Yeah XFS rocks in terms of not serializing O_DIRECT writes and also does not have contention problems on meta data updates
http://www.mysqlperformanceblog.com/2009/01/21/beware-ext3-and-sync-binlog-do-not-play-well-together/

The problem is most people run on EXT3 and it is hard to make them change 🙂

Peter Zaitsev

benpi,

Did Linux get per request priorities finally ? I worked with an University some time ago to see how IO priorities can be useful and they were quite helpful allowing to work with large queue sizes without starving log writes etc.

Now about disk IO scheduling and cache. Really it is a bit different though connected. The dirty pages to be flushed are picked by the kernel (background flush or forced by fsync) and when submitted to the kernel together with reads request. If you have a lot of dirty pages there is indeed a better chance to optimize IO.

benpi

Peter,
yes, that’s why I got mistaken: by thinking O_DIRECT would prevent to-be-written data to go from userland through kernel page cache before being sent to the controler, writes wouldn’t be well scheduled (and believing in consequence that it would be a huge loss on bbu-less systems). So I was triply dumb because the alternative to O_DIRECT is fsync()ing the data file after write, which doesn’t leave much room for merging requests either, and because this (O_DIRECT) only apply for data moved from logs to data file (MySQL can probably order this well already), and also because schedulers (at least cfq) are also able to arbitrate which requests (not only “which pages”), even direct ones, can go to some device at any moment (so even then scheduler shouldn’t be totaly bypassed if I’m not mistaking again).

And sadly no, theres no per request priorities yet as far as I know (not even per posix thread yet, but just per process, which indeed is way more pratical to use for PostgreSQL than it is for MySQL right now, but that may deserve a small little smallish tiny fork, maybe ;). Same goes for ioprio_set(2).

dermoth

I used Deadline with MySQL for many years… Recently I wanted to test the CFQ Idle class for an IO-intensive job running everyday and causing a slight lag in replication. The end-result was even worse, causing more lag in MySQL by running the job faster.

With <2.6.24 kernels I even experienced a bug in which both MySQL and the job were running ridiculously slow with barely no IO operations on the RAID.

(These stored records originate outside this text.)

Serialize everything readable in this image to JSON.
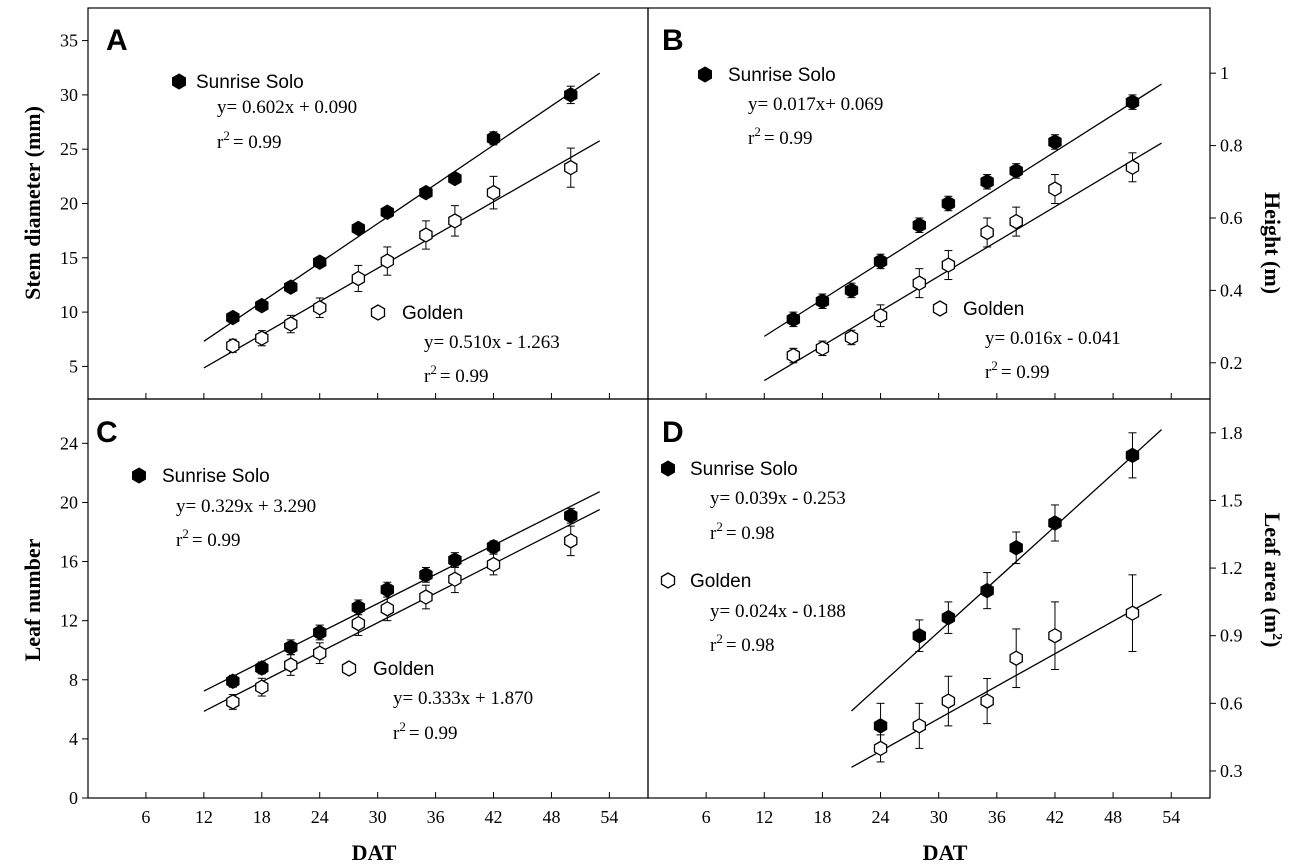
{
  "figure": {
    "x_axis_title": "DAT",
    "x_tick_labels": [
      "6",
      "12",
      "18",
      "24",
      "30",
      "36",
      "42",
      "48",
      "54"
    ]
  },
  "chart_data": [
    {
      "panel": "A",
      "type": "scatter",
      "ylabel": "Stem diameter (mm)",
      "y_axis_side": "left",
      "xlim": [
        0,
        58
      ],
      "ylim": [
        2,
        38
      ],
      "x_ticks": [
        6,
        12,
        18,
        24,
        30,
        36,
        42,
        48,
        54
      ],
      "y_ticks": [
        5,
        10,
        15,
        20,
        25,
        30,
        35
      ],
      "series": [
        {
          "name": "Sunrise Solo",
          "marker": "filled",
          "x": [
            15,
            18,
            21,
            24,
            28,
            31,
            35,
            38,
            42,
            50
          ],
          "y": [
            9.5,
            10.6,
            12.3,
            14.6,
            17.7,
            19.2,
            21.0,
            22.3,
            26.0,
            30.0
          ],
          "err": [
            0.4,
            0.4,
            0.4,
            0.4,
            0.4,
            0.4,
            0.4,
            0.4,
            0.6,
            0.8
          ],
          "fit": {
            "slope": 0.602,
            "intercept": 0.09,
            "x_range": [
              12,
              53
            ]
          },
          "equation": "y= 0.602x + 0.090",
          "r2_value": "= 0.99"
        },
        {
          "name": "Golden",
          "marker": "open",
          "x": [
            15,
            18,
            21,
            24,
            28,
            31,
            35,
            38,
            42,
            50
          ],
          "y": [
            6.9,
            7.6,
            8.9,
            10.4,
            13.1,
            14.7,
            17.1,
            18.4,
            21.0,
            23.3
          ],
          "err": [
            0.6,
            0.7,
            0.8,
            0.9,
            1.2,
            1.3,
            1.3,
            1.4,
            1.5,
            1.8
          ],
          "fit": {
            "slope": 0.51,
            "intercept": -1.263,
            "x_range": [
              12,
              53
            ]
          },
          "equation": "y= 0.510x - 1.263",
          "r2_value": "= 0.99"
        }
      ]
    },
    {
      "panel": "B",
      "type": "scatter",
      "ylabel": "Height (m)",
      "y_axis_side": "right",
      "xlim": [
        0,
        58
      ],
      "ylim": [
        0.1,
        1.18
      ],
      "x_ticks": [
        6,
        12,
        18,
        24,
        30,
        36,
        42,
        48,
        54
      ],
      "y_ticks": [
        0.2,
        0.4,
        0.6,
        0.8,
        1.0
      ],
      "series": [
        {
          "name": "Sunrise Solo",
          "marker": "filled",
          "x": [
            15,
            18,
            21,
            24,
            28,
            31,
            35,
            38,
            42,
            50
          ],
          "y": [
            0.32,
            0.37,
            0.4,
            0.48,
            0.58,
            0.64,
            0.7,
            0.73,
            0.81,
            0.92
          ],
          "err": [
            0.02,
            0.02,
            0.02,
            0.02,
            0.02,
            0.02,
            0.02,
            0.02,
            0.02,
            0.02
          ],
          "fit": {
            "slope": 0.017,
            "intercept": 0.069,
            "x_range": [
              12,
              53
            ]
          },
          "equation": "y= 0.017x+ 0.069",
          "r2_value": "= 0.99"
        },
        {
          "name": "Golden",
          "marker": "open",
          "x": [
            15,
            18,
            21,
            24,
            28,
            31,
            35,
            38,
            42,
            50
          ],
          "y": [
            0.22,
            0.24,
            0.27,
            0.33,
            0.42,
            0.47,
            0.56,
            0.59,
            0.68,
            0.74
          ],
          "err": [
            0.02,
            0.02,
            0.02,
            0.03,
            0.04,
            0.04,
            0.04,
            0.04,
            0.04,
            0.04
          ],
          "fit": {
            "slope": 0.016,
            "intercept": -0.041,
            "x_range": [
              12,
              53
            ]
          },
          "equation": "y= 0.016x - 0.041",
          "r2_value": "= 0.99"
        }
      ]
    },
    {
      "panel": "C",
      "type": "scatter",
      "ylabel": "Leaf number",
      "y_axis_side": "left",
      "xlim": [
        0,
        58
      ],
      "ylim": [
        0,
        27
      ],
      "x_ticks": [
        6,
        12,
        18,
        24,
        30,
        36,
        42,
        48,
        54
      ],
      "y_ticks": [
        0,
        4,
        8,
        12,
        16,
        20,
        24
      ],
      "series": [
        {
          "name": "Sunrise Solo",
          "marker": "filled",
          "x": [
            15,
            18,
            21,
            24,
            28,
            31,
            35,
            38,
            42,
            50
          ],
          "y": [
            7.9,
            8.8,
            10.2,
            11.2,
            12.9,
            14.1,
            15.1,
            16.1,
            17.0,
            19.1
          ],
          "err": [
            0.4,
            0.4,
            0.5,
            0.5,
            0.5,
            0.5,
            0.5,
            0.5,
            0.4,
            0.5
          ],
          "fit": {
            "slope": 0.329,
            "intercept": 3.29,
            "x_range": [
              12,
              53
            ]
          },
          "equation": "y= 0.329x + 3.290",
          "r2_value": "= 0.99"
        },
        {
          "name": "Golden",
          "marker": "open",
          "x": [
            15,
            18,
            21,
            24,
            28,
            31,
            35,
            38,
            42,
            50
          ],
          "y": [
            6.5,
            7.5,
            9.0,
            9.8,
            11.8,
            12.8,
            13.6,
            14.8,
            15.8,
            17.4
          ],
          "err": [
            0.5,
            0.6,
            0.7,
            0.7,
            0.8,
            0.8,
            0.8,
            0.9,
            0.7,
            1.0
          ],
          "fit": {
            "slope": 0.333,
            "intercept": 1.87,
            "x_range": [
              12,
              53
            ]
          },
          "equation": "y= 0.333x + 1.870",
          "r2_value": "= 0.99"
        }
      ]
    },
    {
      "panel": "D",
      "type": "scatter",
      "ylabel": "Leaf area (m",
      "ylabel_superscript": "2",
      "ylabel_suffix": ")",
      "y_axis_side": "right",
      "xlim": [
        0,
        58
      ],
      "ylim": [
        0.18,
        1.95
      ],
      "x_ticks": [
        6,
        12,
        18,
        24,
        30,
        36,
        42,
        48,
        54
      ],
      "y_ticks": [
        0.3,
        0.6,
        0.9,
        1.2,
        1.5,
        1.8
      ],
      "series": [
        {
          "name": "Sunrise Solo",
          "marker": "filled",
          "x": [
            24,
            28,
            31,
            35,
            38,
            42,
            50
          ],
          "y": [
            0.5,
            0.9,
            0.98,
            1.1,
            1.29,
            1.4,
            1.7
          ],
          "err": [
            0.1,
            0.07,
            0.07,
            0.08,
            0.07,
            0.08,
            0.1
          ],
          "fit": {
            "slope": 0.039,
            "intercept": -0.253,
            "x_range": [
              21,
              53
            ]
          },
          "equation": "y= 0.039x - 0.253",
          "r2_value": "= 0.98"
        },
        {
          "name": "Golden",
          "marker": "open",
          "x": [
            24,
            28,
            31,
            35,
            38,
            42,
            50
          ],
          "y": [
            0.4,
            0.5,
            0.61,
            0.61,
            0.8,
            0.9,
            1.0
          ],
          "err": [
            0.06,
            0.1,
            0.11,
            0.1,
            0.13,
            0.15,
            0.17
          ],
          "fit": {
            "slope": 0.024,
            "intercept": -0.188,
            "x_range": [
              21,
              53
            ]
          },
          "equation": "y= 0.024x - 0.188",
          "r2_value": "= 0.98"
        }
      ]
    }
  ]
}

Might be different for other subsystems, but for be deadline just rocks, even without BBU (6-drive Raid10 though)

steven

benpi: Is this what you’re referring to in your first message ? It makes sense to me and this is what I think is happening in this case with CFQ :

http://www.fishpool.org/post/2008/03/31/Optimizing-Linux-I/O-on-hardware-RAID

(read the last part of the article).

Fredrik Widlund

Stumbled on this thread. I’m benchmarking fs/schedulers on a small HW RAID-5 set of 4x400GB SATA. It’s a lab-setup used for parallel sequential streams and not DB usage. Raid adapter is PERC6/E, 1MB raid element size, Cached, Adaptive Read-ahead. Kernel 2.6.31.5 (Arch Linux).

Very short recap with some numbers (40 simultaneous seq reads):
XFS+noop: 140MB/s
EXT3+noop: 133MB/s
EXT4+noop: 111MB/s (exploded once with corrupt data when changing scheduler)
EXT2+noop: 97MB/s
XFS+cfq: 30MB/s

Some comments on this setup:
– XFS beats EXT*, with EXT4 performing badly and also being unstable
– cfq vs noop makes a *lot* of difference. In this setup cfq seems close to broken. deadline is similar to noop.